For many businesses, security investment is triggered by a customer questionnaire, cyber insurance requirement, or audit framework such as SOC 2, HIPAA, or PCI considerations. Those are valid drivers, but compliance should not be confused with actual resilience. A compliant environment can still be fragile if controls are implemented only to satisfy a checklist.

The better model is to map AWS controls to real risks first, then align them with compliance obligations. Continuous configuration review, evidence collection, access recertification, and policy enforcement create better outcomes than audit-time scrambling. This is also where a Well-Architected Review can be useful. It helps surface gaps in security, reliability, and operational excellence before they become customer-impacting issues.

 Make incident response part of the platform 

No AWS environment is perfectly secure. The practical question is how quickly your team can detect, contain, and recover from a problem. Incident response should not live only in a PDF that nobody has tested. It should show up in playbooks, access controls, backup design, and communications planning.

That means knowing who can isolate an instance, revoke a credential, snapshot a workload, or restore a service under pressure. It also means validating backups and recovery procedures regularly. Many businesses assume backups equal recoverability until they face a real event.

For organizations without a large internal cloud team, this is where an experienced managed partner can make a measurable difference.
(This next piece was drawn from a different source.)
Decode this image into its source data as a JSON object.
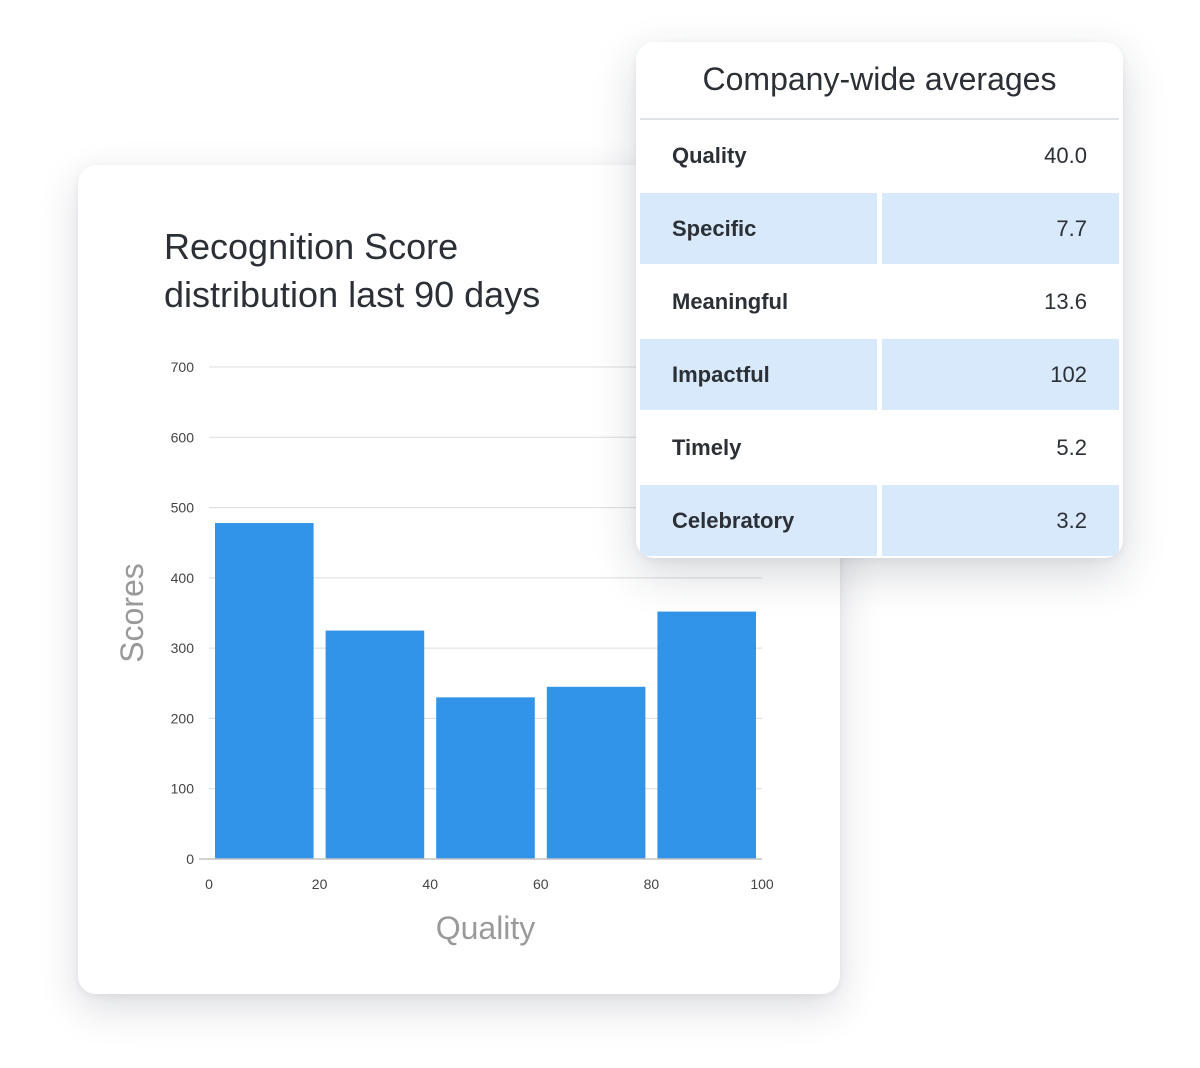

Advanced Vision IT often sees clients improve security fastest when architecture, monitoring, automation, and response planning are handled as one operating model rather than separate projects.
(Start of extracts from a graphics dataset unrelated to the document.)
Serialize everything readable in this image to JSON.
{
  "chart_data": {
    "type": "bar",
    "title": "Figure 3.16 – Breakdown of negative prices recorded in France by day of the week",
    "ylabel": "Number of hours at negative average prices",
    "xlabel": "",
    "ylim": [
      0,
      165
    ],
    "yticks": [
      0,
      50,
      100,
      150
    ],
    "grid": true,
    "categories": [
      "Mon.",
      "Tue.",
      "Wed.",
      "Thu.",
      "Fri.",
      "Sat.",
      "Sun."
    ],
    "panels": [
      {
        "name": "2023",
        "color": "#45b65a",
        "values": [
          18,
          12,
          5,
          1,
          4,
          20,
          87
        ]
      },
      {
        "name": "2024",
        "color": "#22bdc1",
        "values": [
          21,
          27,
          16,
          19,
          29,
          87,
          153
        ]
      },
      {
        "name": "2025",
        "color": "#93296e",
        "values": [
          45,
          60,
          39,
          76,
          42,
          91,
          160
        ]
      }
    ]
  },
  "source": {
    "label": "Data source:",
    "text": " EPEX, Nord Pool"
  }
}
 Best practices for AWS security depend on consistency 

 

The strongest AWS environments are not always the most complex. They are the ones with clear ownership, enforceable standards, and regular review. Good security in AWS is usually the result of repeatable decisions around identity, segmentation, encryption, logging, automation, and response.

If your cloud footprint is growing faster than your internal guardrails, that is the moment to tighten the operating model. The most useful security improvement is often the one that your team can sustain every day, not the one that looks impressive in a design document.

FAQ

 

1. Why is identity management critical in AWS security?

Identity management is central because most security incidents stem from excessive permissions, weak credential practices, or poor access control design. Implementing least privilege, enforcing MFA, and using role-based access significantly reduces risk.

2. What are the benefits of using temporary credentials instead of static keys?

Temporary credentials minimize exposure by reducing the lifespan of access rights. They improve security by limiting the potential damage if credentials are compromised and align better with modern cloud architectures.

3. How can organizations improve network security in AWS?

Organizations can strengthen network security by segmenting environments, using private subnets, restricting inbound traffic, and regularly reviewing security group rules. Proper VPC design helps contain risks and limit attack surfaces.